Pissed Jeans 2024
Photo: Ebru Yildiz / Sub Pop

Pissed Jeans Laugh at the Absurdity of Life on ‘Half Divorced’

On their first album in seven years, Allentown, PA’s Pissed Jeans return with a short, savage, scathing and often hilarious takedown of the modern world.

Half Divorced
Pissed Jeans
Sub Pop
1 March 2024

There’s been a lot of ink spilled over nepo babies in the culture and the resulting out-of-touch “let them eat cake” cluelessness. Who’s supposed to write this generation’s takedowns? Who will satirize and skewer the ludicrous inequality or the social ills straight out of Revelations? Who will write the soundtrack for this coal cart hurtling toward the abyss? 

Allentown, Pennsylvania’s Pissed Jeans are the rarest of rare – a genuinely working-class punk rock/metal band. They all have day jobs in the corporate salt mines, so they have no reason to pander or scrape. They probably get enough of biting their tongue while on the clock. Pissed Jeans is their chance to let it all hang out.

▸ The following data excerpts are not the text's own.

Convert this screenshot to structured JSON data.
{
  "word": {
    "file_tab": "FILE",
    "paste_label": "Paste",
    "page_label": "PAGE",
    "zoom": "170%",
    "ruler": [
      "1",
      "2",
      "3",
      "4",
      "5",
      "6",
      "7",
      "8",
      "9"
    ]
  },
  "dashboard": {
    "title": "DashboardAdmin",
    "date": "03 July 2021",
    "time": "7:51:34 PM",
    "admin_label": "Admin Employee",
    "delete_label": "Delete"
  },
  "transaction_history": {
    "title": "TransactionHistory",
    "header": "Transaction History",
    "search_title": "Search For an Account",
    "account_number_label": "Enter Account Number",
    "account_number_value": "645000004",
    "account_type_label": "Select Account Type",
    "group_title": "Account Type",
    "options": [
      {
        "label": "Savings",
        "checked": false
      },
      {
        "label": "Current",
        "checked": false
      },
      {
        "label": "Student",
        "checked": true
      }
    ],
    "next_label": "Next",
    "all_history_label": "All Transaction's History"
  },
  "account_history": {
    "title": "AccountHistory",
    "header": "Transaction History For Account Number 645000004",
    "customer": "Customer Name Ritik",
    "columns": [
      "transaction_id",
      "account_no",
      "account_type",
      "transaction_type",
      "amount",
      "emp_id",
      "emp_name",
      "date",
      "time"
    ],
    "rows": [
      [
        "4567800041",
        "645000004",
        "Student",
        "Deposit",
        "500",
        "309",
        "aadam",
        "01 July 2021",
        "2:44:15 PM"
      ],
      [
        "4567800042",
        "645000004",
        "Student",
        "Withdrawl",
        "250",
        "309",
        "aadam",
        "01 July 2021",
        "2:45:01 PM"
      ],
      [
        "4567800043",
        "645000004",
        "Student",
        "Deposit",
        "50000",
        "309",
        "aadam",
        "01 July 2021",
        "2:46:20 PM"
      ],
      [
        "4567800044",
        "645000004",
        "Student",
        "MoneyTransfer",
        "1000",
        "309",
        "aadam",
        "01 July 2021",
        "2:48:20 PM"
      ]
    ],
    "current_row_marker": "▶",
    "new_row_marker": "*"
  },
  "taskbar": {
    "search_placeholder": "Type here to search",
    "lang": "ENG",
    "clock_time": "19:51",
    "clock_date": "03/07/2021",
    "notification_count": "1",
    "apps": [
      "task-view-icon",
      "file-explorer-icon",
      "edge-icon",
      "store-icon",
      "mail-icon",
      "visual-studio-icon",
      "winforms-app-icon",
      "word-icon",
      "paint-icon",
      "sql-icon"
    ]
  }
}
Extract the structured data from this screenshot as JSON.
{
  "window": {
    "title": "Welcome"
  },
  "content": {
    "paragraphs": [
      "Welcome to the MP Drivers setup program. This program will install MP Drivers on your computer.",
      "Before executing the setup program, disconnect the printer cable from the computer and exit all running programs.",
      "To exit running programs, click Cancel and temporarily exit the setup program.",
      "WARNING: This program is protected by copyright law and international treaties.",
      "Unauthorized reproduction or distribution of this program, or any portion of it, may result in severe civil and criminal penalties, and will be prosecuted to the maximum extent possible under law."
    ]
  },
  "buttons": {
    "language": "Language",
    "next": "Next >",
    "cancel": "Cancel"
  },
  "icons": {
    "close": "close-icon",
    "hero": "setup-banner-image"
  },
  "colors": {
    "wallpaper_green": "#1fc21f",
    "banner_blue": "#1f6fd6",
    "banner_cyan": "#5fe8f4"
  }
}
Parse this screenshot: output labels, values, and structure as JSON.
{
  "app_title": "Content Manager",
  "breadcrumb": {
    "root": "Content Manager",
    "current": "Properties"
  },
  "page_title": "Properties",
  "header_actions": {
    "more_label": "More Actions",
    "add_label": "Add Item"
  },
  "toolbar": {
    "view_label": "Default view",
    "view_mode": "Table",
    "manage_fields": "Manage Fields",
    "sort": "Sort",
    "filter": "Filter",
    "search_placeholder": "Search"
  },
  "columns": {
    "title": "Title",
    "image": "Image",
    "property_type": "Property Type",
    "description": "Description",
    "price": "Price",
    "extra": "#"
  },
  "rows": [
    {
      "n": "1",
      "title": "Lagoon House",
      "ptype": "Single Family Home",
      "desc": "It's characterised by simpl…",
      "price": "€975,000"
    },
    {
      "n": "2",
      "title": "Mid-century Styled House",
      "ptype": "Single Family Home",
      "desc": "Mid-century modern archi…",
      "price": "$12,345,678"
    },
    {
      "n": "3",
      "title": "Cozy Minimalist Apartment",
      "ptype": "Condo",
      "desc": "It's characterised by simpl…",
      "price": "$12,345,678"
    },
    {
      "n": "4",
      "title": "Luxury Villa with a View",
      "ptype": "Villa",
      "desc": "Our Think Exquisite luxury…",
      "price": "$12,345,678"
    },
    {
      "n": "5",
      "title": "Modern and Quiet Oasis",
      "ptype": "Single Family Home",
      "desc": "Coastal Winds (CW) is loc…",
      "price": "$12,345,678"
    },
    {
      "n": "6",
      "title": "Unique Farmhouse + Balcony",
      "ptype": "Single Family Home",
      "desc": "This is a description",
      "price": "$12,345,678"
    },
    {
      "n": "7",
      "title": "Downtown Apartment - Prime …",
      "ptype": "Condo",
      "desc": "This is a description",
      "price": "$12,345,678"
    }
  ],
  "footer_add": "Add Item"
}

There’s no holding back on Half Divorced. With 12 songs clocking in at barely more than half an hour, it’s a rocket sled ride through the heartbreaking ridiculousness of modern living. Singer Matt Korvette has no qualms whatsoever about saying things that shouldn’t be said, as is evident from the album’s first moments. Album opener “Killing All the Wrong People” spits out the “every life is sacred” screed like Jehovah expelling a lukewarm Christian. The problem isn’t the killing, according to Korvette, while Sean McGuinness’ drums pound like a migraine and Brad Fry’s guitars scratch and itch, scream and squirm – it’s that the killing is aimless. It’s a sentiment that maybe some of us think to ourselves in the dead of night or while vaguely lit. It’s just not spoken out loud. Not so with Korvette – he may be the most transparent man in show business.

Half Divorced continues to mow down sacred cows like a shooting gallery. “Anti-Sapio” is a brutal takedown of the holier-than-thou sanctimoniousness of the modern dating market, taking the piss out of so-called “sapio-sexuals”, people who are supposedly attracted to intelligence rather than physicality. The sentiment “I’m only interested in what my eyes can see” seems almost heretical in an era obsessed with saying the right thing the right way. Anxious, over-attached parents get similarly short shrift on “Helicopter Parent”, calling out their vacuity, neuroticism, and the damage it will wreak on the next generation. It’s beyond refreshing to hear gnarly, noisy speed punk that sounds like it could’ve been written in the school drop-off lane.

Pissed Jeans even take aim at the comforting delusions we often tell ourselves to exist in such a doomed, hopeless state. In “Cling to a Poisoned Dream”, they call out the sunk cost fallacy that maybe, just maybe, we’ll be the ones to win the lotto, to escape the climate wars and refugees, secure our place among the chosen few on the New Ark while this world chokes and burns. “Everywhere Is Bad” deflates the idea that the solution to your problems lies in yet another relocation. Wherever you go, there are you – and where you are is horrible.

It sounds like grim going, and in many ways, it is. It’s an endless litany of the eternal horribleness of modern living, set to a relentless onslaught of distorted guitars, corkscrewing bass, pummeling drums, and Korvette’s signature bark. It’d be almost unbearable if it weren’t so damned funny. Pissed Jeans embody the reality that if you didn’t laugh, you’d break down crying. Or screaming. Sometimes, all three at once.

As they hurtle towards their second decade as a band, Pissed Jeans stand to be this generation’s the Fall or Shellac. They’re working-class roughniks who aren’t afraid to talk back, to tell it like it is, and who aren’t afraid to scream or cry or, most of all, laugh at the nihilistic absurdity of living in 2024.